Les rumeurs ont les mêmes fonctions sociales que les histoires que l’on se racontait au coin du feu, et c’est pourquoi elles ne sont pas prêtes de disparaître. D’ailleurs, essayez de les démentir… et vous les répandrez encore plus loin ! Isabelle Adjani en a fait les frais il y a une vingtaine d’années, quand elle a démenti à la télévision le bruit qui courait sur sa prétendue infection par le VIH (les chiffres ont montré que le démenti avait diffusé la nouvelle, et peu modifié le nombre de personnes crédules in fine).

« Dans le domaine médical, il y a énormément d’histoires appelées rumeurs : sur Internet, dans la presse, dans les livres… La rumeur médicale est quasi rituelle. » On connaît différents exemples qui circulent de manière rumorale sur Internet. Tel le lien sur Youtube qui renvoie à un documentaire “à charge” où l’on s’interroge sur l’origine du virus du sida, sur les campagnes de vaccination contre la poliomyélite dans les années 1950, et sur les préparations à base de reins de singe, qui pourraient être à l’origine du passage du virus du sida de l’animal à l’homme.

Mais, pour ne pas simplifier, il ne faut pas amalgamer les individus au troupeau et penser que tout le monde croit aux informations trouvées sur Internet. Les individus sont autonomes et acceptent davantage le doute que l’on pense. « Ils ne sont pas unis par une âme des foules. Prendre l’ensemble des individus pour un troupeau est une pensée d’industriel, pas de sociologue. » Internet a certes changé la relation entre patient et médecin, mais pas l’information médicale qui reste toujours aussi difficile à interpréter. Seule une véritable culture médicale le permet, apprise en faculté… ou auprès de quelques rares associations de malades, qui deviennent alors des interlocuteurs structurés auprès du corps médical et avec qui un dialogue peut se nouer. Il faut ajouter à la description du “paysage rumoral” que la médecine est le lieu d’enjeux dont les intérêts ne sont pas forcément convergents : connaissance scientifique, santé publique, recherche, commercialisation industrielle, etc. Les frictions entre les uns et les autres sont propices à la naissance de rumeurs.

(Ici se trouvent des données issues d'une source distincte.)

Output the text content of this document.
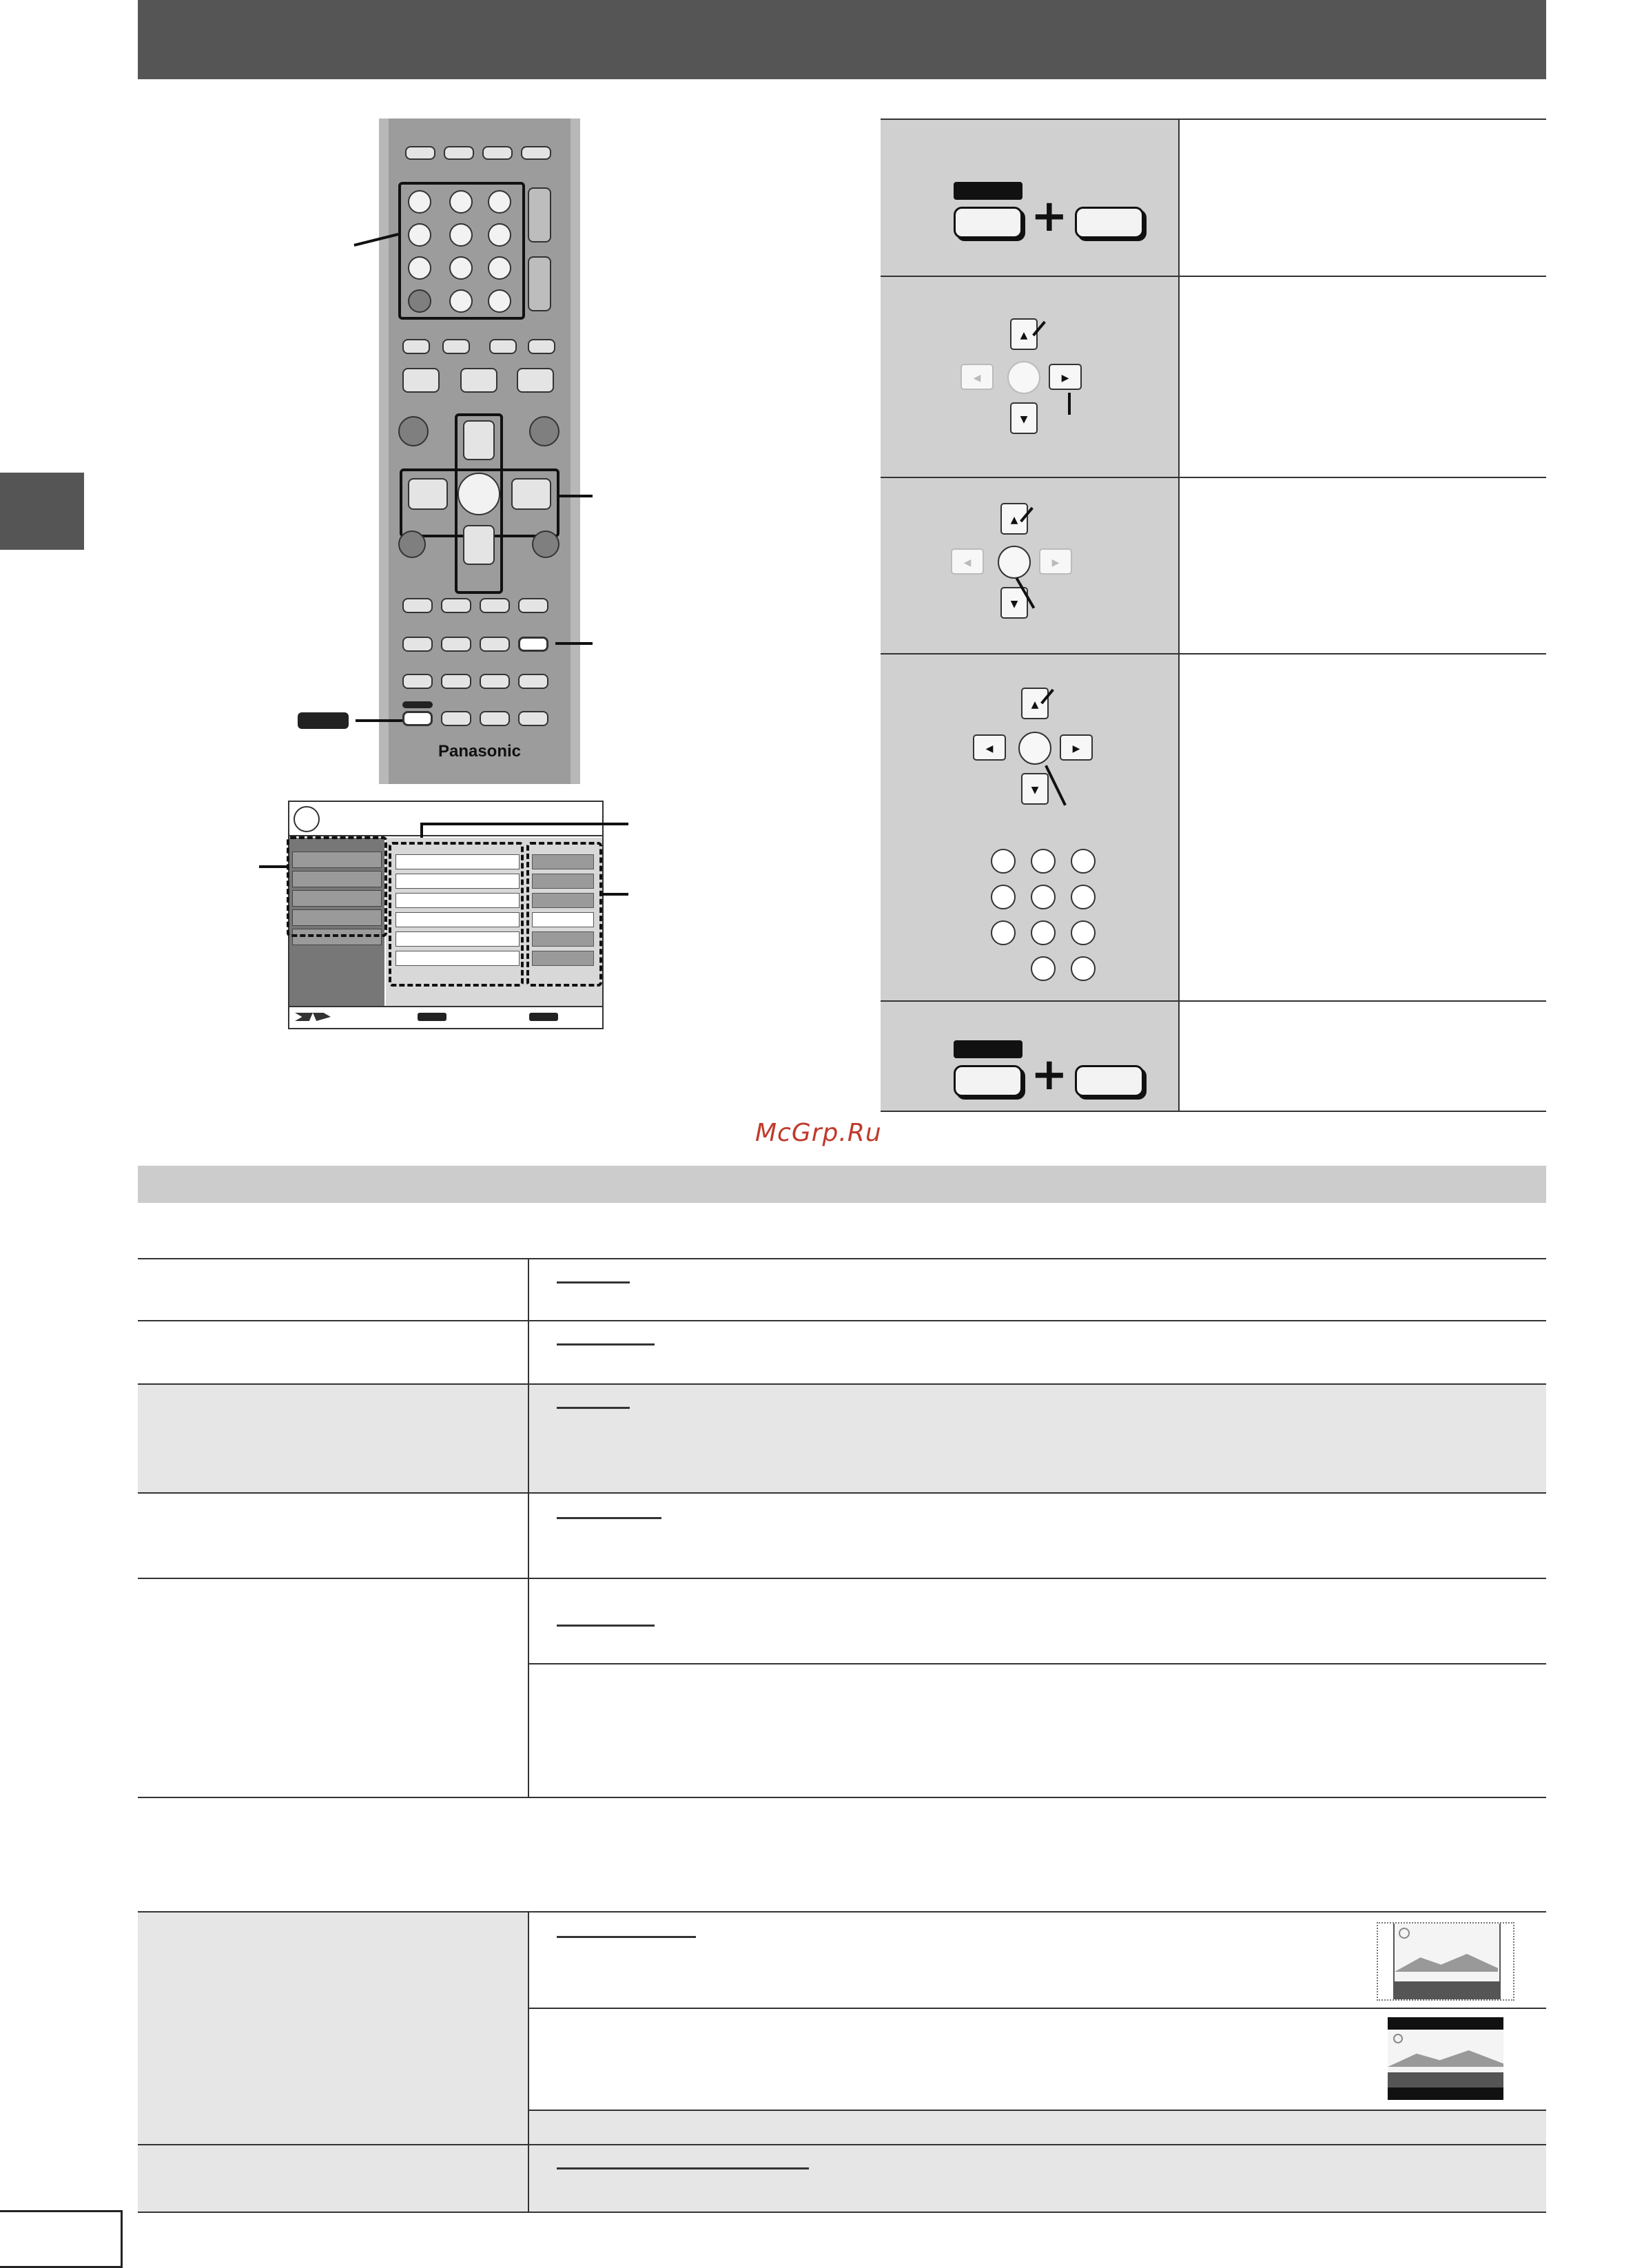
Panasonic
+
▲
◀	▶
▼
▲
◀	▶
▼
▲
◀	▶
▼
+
McGrp.Ru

Pendant ce temps-là, les rumeurs et les “images rumorales” (images à grande diffusion, à peu près anonymes, qui circulent comme des rumeurs) se servent des publications médicales pour prospérer et inventer sans cesse. Dans les boîtes aux lettres électroniques circulent en effet des drôles de récits ou d’étranges images qui prétendent à la véracité médicale : ainsi dit-on que le mélange soda–pastille mentholée a tué deux personnes la semaine dernière (en fait, après recherche, il n’en est rien… bien qu’on ne puisse le recommander) ; ainsi montre-t-on l’image d’un pénis calciné, en prétendant que ce serait la conséquence d’une brûlure électrique après que la personne a uriné sur une clôture électrifiée (en fait, après enquête, l’image est réelle, provenant d’une publication médicale, mais l’histoire ne l’est pas).

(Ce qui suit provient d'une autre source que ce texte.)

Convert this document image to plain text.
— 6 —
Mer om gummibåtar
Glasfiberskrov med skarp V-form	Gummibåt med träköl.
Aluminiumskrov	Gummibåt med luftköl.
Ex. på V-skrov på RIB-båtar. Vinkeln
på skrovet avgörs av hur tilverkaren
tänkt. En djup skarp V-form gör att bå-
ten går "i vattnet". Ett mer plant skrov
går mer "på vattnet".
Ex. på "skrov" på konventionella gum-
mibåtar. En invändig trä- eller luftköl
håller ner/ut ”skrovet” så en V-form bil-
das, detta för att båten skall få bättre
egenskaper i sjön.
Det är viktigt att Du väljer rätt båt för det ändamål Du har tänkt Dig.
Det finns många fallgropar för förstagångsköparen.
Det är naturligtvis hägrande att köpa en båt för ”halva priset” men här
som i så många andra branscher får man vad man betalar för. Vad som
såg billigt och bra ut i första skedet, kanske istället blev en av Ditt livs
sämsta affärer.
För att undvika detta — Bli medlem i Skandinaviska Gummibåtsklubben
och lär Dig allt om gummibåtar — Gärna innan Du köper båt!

Ces images, sorties de leur contexte sémiologique, sont rapidement insoutenables. Et pourtant elles font le tour de la Terre. Leur circulation témoigne donc de quelque chose des peurs et fantasmes communs. Et, en bout de chaînes, elles se trouvent “épinglées” dans les sites de référence comme hoaxbuster.com ou snopes.com qui, d’une certaine manière, les plongent dans le formol à la manière des “bocaux” pour étudiants de première année. « En gros, parmi les images rumorales, il y a un tiers qui sont vraies, un tiers qui sont des photomontages et un tiers qui sont de vraies images avec un commentaire faux, précise le “rumorologue”. Encore faut-il se fier aux sites de référence sur la rumeur, qui sont animés par des bénévoles… ». Pour le moment, les sites de débusquage de la rumeur n’ont pas été pris en défaut. Ils bénéficient du contrôle du Web 2.0 (par les internautes eux-mêmes).